Lybia's river project Brazil's Embrapa (Brazilian Agricultural Research Corporation) is interested in participating in an agricultural project in Libya, an Arab country located in North Africa. According to the coordinator at Embrapa-Africa, Cláudio Bragantini, the unit, based in Accra, Ghana, is seeking to contact the Libyan government.

Embrapa wishes to offer Brazilian technology to The Great Man-Made River, a project for an artificial river in the desert, along which agricultural plantations are developed.

The river, according to Bragantini, has 10,000 hectares of irrigation pivots, and brings water from arid regions to Tripoli, capital of the Arab country.
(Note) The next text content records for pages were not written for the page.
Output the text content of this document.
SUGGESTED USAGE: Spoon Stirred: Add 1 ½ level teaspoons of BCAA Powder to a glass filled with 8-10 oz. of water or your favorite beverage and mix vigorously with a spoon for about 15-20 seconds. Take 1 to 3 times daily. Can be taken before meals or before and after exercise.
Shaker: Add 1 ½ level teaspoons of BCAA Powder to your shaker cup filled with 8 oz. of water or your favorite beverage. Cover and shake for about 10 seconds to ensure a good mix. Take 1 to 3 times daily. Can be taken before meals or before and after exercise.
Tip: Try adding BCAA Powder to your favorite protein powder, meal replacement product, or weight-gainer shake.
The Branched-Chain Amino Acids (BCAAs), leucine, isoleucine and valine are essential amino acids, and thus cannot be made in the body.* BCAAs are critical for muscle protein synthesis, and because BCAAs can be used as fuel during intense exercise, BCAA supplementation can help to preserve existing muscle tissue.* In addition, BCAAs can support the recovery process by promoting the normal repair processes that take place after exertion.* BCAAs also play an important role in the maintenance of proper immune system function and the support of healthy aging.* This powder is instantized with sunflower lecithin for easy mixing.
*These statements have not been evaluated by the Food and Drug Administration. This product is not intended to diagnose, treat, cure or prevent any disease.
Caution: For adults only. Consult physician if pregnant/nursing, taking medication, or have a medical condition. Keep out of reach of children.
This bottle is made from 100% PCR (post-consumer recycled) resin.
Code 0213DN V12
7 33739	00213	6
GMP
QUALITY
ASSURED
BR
"We possess tropical technology, and I am certain that we can be of assistance to them," claims Bragantini. Brazil is a global leader in tropical technology, as a result of the effort it has made to develop agriculture in its semiarid lands, which are similar to those found in the Arab countries.

The artificial river project in Libya, conceived in 1983 and still under implementation, is primarily based on extraction of underground water for use in plantations, industry and consumption.

According to information from the Website of the Great Man-Made River Authority (GMRA), a government organization that controls the project, more than 70% of water generated by the river should be destined to agriculture. The aim, once the project is fully implemented, is to generate water for irrigating 130,000 hectares of farming land.

The project should absorb total investment of US$ 19.55 billion. Part of the funding comes from the population, such as money from taxes on fuels, cigarettes and international trips, and another part comes from banking loans and the Union treasury.

The river was designed to help solve water scarcity problems in Libya, and the project was conceived based on the discovery, during oil drilling operations in the Libyan desert, of sweet water aquifers at depths lower than 100 meters.

Water is extracted from four underground basins: Kufra, Sirt, Murzuk and Hamadh. In total, they contain from 10,000 to 12,000 kilometers of economically extractable water.

According to the GMRA Website, the conclusion was reached that water extraction and transport to urban centers was more viable than other alternatives, such as desalination or commuting in order to use the water in the desert itself.

In Libya, average annual rainfall ranges from 10 to 500 millimeters (0.4 to 20 inches). Only 5% of the country's territory has rains above 100 millimeters (3.9 inches).